Рассказы, повести, сценарии и другое - страница 26
– Не сильно ей доверяешь-то?
– В самый раз.
66. Интерьер.
Аэропорт Бен-Гуриона. Рахиль проходит паспортный контроль. Девушка, что проверяла Рахиль тогда, во время первого отъезда из Тель-Авива, стоит за соседней стойкой. На ней та же военная форма, но только более свободная. Рахиль кричит ей: (на иврите, закадровый перевод).
– Поздравляю!
– Спасибо! – лицо девушки расплывается в счастливой, несколько детской улыбке.

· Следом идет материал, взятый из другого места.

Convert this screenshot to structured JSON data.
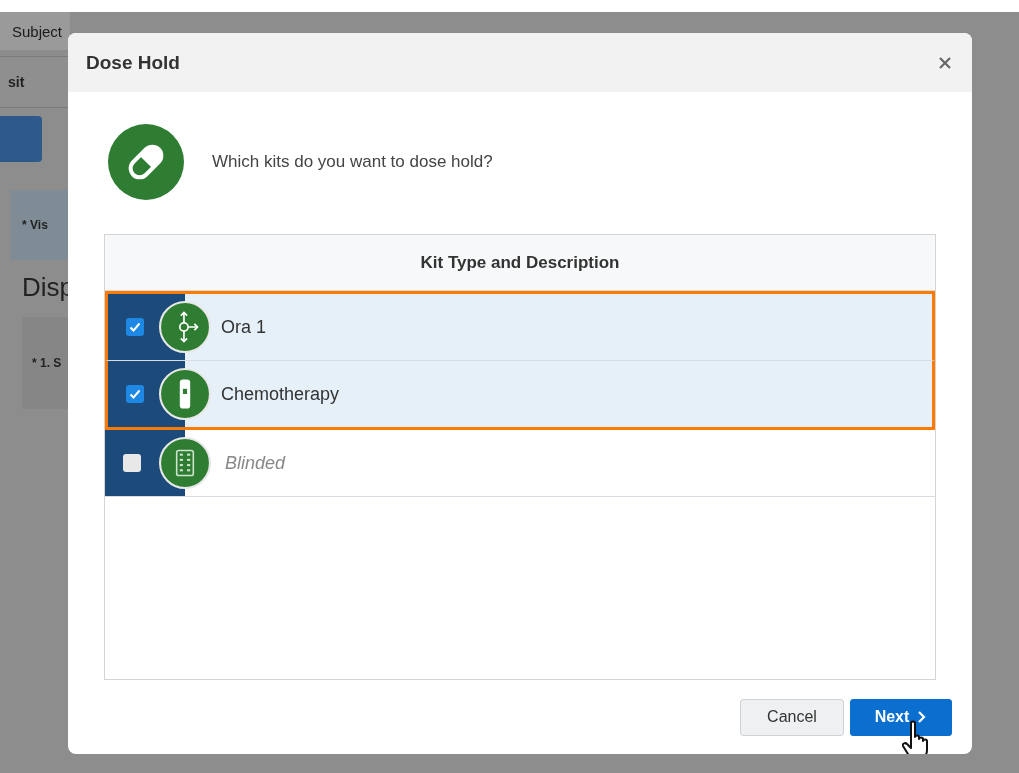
{
  "background": {
    "tab": "Subject",
    "column_1": "sit",
    "field": "* Vis",
    "heading": "Disp",
    "question": "* 1. S"
  },
  "dialog": {
    "title": "Dose Hold",
    "prompt": "Which kits do you want to dose hold?",
    "table": {
      "header": "Kit Type and Description",
      "rows": [
        {
          "label": "Ora 1",
          "checked": true,
          "disabled": false
        },
        {
          "label": "Chemotherapy",
          "checked": true,
          "disabled": false
        },
        {
          "label": "Blinded",
          "checked": false,
          "disabled": true
        }
      ]
    },
    "buttons": [
      {
        "label": "Cancel",
        "kind": "secondary"
      },
      {
        "label": "Next",
        "kind": "primary"
      }
    ]
  }
}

– Ну? Слушай меня, старую грымзу! Сколько недель? Небось не больше шестнадцати?
– Угадали!
– А как же! Я всегда в точку попадаю. Вернусь, не забудь в гости позвать!
Рахиль спешит к самолёту.
– Обязательно, – кричит девушка вдогонку, – когда обратно ждать? Куда ж я денусь!
Поле. Самолёт выруливает на взлётную полосу.
67. Интерьер.
Москва. Мастерская Рахили. Рахиль в своей неизменной шляпе перед мольбертом. Делает кистью несколько мазков. Аккуратно протирает кисти, лежащие на столе рядом с палитрой.
– Всё. Точка. Сеанс окончен.
– Можно посмотреть наконец-то? – Любаша вскакивает с кресла, делает несколько шагов к картине, которая повёрнута к ней тылом.
– Стоп! Не подходить.
– Почему?
– Когда Сергей за вами обещал заехать?
– Через… – смотрит на ручные часы Любаша, – пять минут.
– Вот тогда и покажу.
Длинный, требовательный звонок в дверь.
– Откройте, – тоном приказа произносит Рахиль.
Входит Сергей вместе с Ксенией.
– Сговорились, что ли? – бурчит Любаша.
– На лестнице догнал – отвечает Звягинцев.
– Ну, смотрите. – Рахиль поворачивает полотно к Звягинцевым.
И видны их лица. На лице Любаши ужас, страх, отвращение. Сергей зажмурился.
– Это не я, не я, не я! – кричит Любаша. – Сволочь! Как ты посмела! Это не я, это она зарубила, она!
– Проклинаю тот день и час, когда попросил написать портрет. Сейчас его изрежу на мелкие кусочки, полоски, лоскутки, – Сергей хрипит и рвётся к картине.
Ксюша перехватывает Сергея, вцепившись ему в рубаху. А Любаша кричит на одной ноте:
– Это не я, не я, не я!
Рахиль сидит, не шелохнувшись. Руки опущены между колен, шляпа закрывает лицо.
– Я заплачу, много, сколько скажешь! Только уничтожь это! – Сергей несколько взял себя в руки.
– Нет, – за Рахиль отвечает Ксюша.
– Тысячу евро? Две? Пятьдесят тысяч? Сто?
– Нет.
– Но почему?
– Хотите знать? – Рахиль поднимает голову, смотрит прямо, жесткие складки возле губ, глаза потемнели до черноты.
– Ведьма! Проклятая ведьма! – произносит Любаша.
– Ну, во-первых, – не обращая внимания на ругательства, – уничтожить свою работу – это как ребёнка своего убить. А главное, хватит вам жить в иллюзиях. Не лги хотя бы себе, нельзя жить в вечном страхе.
Рахиль встаёт, медленно подходит к Любаше, протягивает к ней руки, кладёт ладони на голову, Люба смотрит как заворожённая, потом глаза её наполняются слезами. Рахиль обнимает её плечи, гладит по спине, шепчет на ухо: «Тихо, тихо, девочка, не плачь. Прости себя, наконец».
Натура.
Бывшая ферма. Машина Букашкина подъезжает к воротам. Егор выходит из салона, бесшумно прикрыв дверь. Смотрит в щель. Флаконы с духами стоят в коробках, готовые к отправке. Стеклянные фляги из-под суррогата отмыты, выстроились вдоль стен.
Интерьер. Работницы сидят за сколоченным из досок столом, нарезают хлеб, расставляют снедь – готовятся к обеду. Со скрипом открываются ворота, входит Букашкин.
– Ой! – работница с золотыми зубами испугана. – Вы кто такой есть?
– Хозяин ваш, бабоньки, – несколько игриво отвечает Егор.